Re: [PATCH 1/2] mailbox: switch to hrtimer for tx_complete polling

From: Jassi Brar
Date: Wed Jul 29 2015 - 04:33:14 EST


On Mon, Jul 27, 2015 at 3:18 PM, Sudeep Holla <sudeep.holla@xxxxxxx> wrote:
> On 27/07/15 04:26, Jassi Brar wrote:
>>
>>>>
>>>>> we might end-up waiting
>>>>> for atleast a jiffy even though the response for that message from the
>>>>> remote is received via interrupt and processed in relatively smaller
>>>>> time granularity.
>>>>>
>>>> That is wrong.
>>>
>>>
>>> No see below.
>>>
>>>> If the controller supports TX interrupt it should set txdone_irq,
>>>> which prevents polling i.e, controller driver calls mbox_chan_txdone.
>>>>
>>>> If the controller doesn't support TX interrupt but the client
>>>> receives some ack packet, then the client should set knows_txdone and
>>>> call mbox_client_txdone. Again you don't have to wait on polling.
>>>>
>>>
>>> Sorry if I was not clear in the commit message, but I thought I did
>>> mention TXDONE_BY_POLL. The case I am referring is definitely not
>>> TXDONE_BY_IRQ or TXDONE_BY_ACK.
>>>
>> That statement is still wrong. The TXDONE_BY_POLL modifier does't make it
>> right.
>>
>
> I am fine to modify/clarify that statement.
>
>> Anyways, I see you meant the 3rd case of neither IRQ nor ACK.
>>
>
> Yes the remote indicates by setting a flag in status register.
>
However, looking at the arm_scpi.c the protocol does support
TXDONE_BY_ACK that is, every command has a reply packet telling if the
command was successful or failure. When you receive a reply, obviously
the command has already been received by the remote. Which is
mbox_client.knows_txdone or TXDONE_BY_ACK.

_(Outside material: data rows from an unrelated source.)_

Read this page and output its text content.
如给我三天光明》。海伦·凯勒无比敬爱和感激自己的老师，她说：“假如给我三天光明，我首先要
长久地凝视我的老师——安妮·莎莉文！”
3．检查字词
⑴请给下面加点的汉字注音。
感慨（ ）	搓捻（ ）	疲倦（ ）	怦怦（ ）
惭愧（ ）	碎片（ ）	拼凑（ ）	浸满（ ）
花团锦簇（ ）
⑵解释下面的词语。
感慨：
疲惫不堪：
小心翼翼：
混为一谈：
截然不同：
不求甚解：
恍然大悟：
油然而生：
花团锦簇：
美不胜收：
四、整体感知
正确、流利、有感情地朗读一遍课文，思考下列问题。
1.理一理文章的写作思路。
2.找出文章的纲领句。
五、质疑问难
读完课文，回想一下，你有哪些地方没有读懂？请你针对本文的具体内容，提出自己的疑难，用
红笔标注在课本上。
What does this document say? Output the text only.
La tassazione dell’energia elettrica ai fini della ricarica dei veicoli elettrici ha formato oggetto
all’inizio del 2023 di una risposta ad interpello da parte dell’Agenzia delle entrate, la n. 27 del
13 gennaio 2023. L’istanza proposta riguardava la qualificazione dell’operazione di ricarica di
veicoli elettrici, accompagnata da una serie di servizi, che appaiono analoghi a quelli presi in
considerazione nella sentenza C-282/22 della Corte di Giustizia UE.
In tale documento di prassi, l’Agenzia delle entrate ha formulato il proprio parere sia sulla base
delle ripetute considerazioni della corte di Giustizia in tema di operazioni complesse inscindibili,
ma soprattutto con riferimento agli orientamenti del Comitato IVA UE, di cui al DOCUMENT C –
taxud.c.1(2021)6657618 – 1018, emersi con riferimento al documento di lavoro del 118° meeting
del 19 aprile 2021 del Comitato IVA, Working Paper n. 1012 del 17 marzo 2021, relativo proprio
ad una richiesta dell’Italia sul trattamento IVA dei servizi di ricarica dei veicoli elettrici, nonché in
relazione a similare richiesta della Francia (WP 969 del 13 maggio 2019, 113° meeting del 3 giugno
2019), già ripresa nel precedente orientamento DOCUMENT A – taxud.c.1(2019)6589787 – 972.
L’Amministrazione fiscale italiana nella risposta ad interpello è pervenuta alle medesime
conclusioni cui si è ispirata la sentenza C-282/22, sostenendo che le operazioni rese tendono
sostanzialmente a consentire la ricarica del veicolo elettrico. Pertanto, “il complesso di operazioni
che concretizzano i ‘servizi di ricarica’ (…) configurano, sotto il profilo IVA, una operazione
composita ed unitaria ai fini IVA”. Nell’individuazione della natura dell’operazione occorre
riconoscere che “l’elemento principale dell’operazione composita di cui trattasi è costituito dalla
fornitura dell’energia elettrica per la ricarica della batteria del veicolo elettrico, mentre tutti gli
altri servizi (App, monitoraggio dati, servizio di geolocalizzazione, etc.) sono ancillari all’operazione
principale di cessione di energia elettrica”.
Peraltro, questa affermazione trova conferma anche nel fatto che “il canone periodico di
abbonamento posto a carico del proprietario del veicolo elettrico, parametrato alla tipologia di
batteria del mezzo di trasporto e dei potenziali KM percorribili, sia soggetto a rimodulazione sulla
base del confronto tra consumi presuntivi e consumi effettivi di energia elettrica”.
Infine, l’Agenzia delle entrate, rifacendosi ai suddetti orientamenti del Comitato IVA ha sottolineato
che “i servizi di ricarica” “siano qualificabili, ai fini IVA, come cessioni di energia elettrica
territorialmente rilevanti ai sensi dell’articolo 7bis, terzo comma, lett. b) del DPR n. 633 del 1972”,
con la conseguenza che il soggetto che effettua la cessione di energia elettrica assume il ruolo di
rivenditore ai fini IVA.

>> It seems your remote doesn't send some protocol level 'ack' packet
>> replying if the command was successfully executed or not. That means
>> Linux can't differentiate successful execution of the command from a
>> silent failure (remote still has to set the TX_done flag to make way
>> for next messages).
>
> Agreed and again I confirm the remote processor in question just sets
> the flag always and correctly and doesn't use a protocol ACK.
>
As I note above, the arm_scpi.c tells a different story.

>>> 2. Because of that, under stress testing with multiple clients active at
>>> a time, I am seeing the mailbox buffer overflows quite easily just
>>> because it's blocked on Tx polling(almost 10x slower) and doesn't
>>> process new requests though the remote can handle.
>>>
>> Yeah this situation may arise. The following fix is needed regardless, I
>> think.
>>
>
> IIUC it just triggers poll_txdone when chan->active_req is set, but that
> will anyway happen through timer, no ?
>
No. It polls whenever a new message is queued so that we are not
waiting on a completed but sleeping task.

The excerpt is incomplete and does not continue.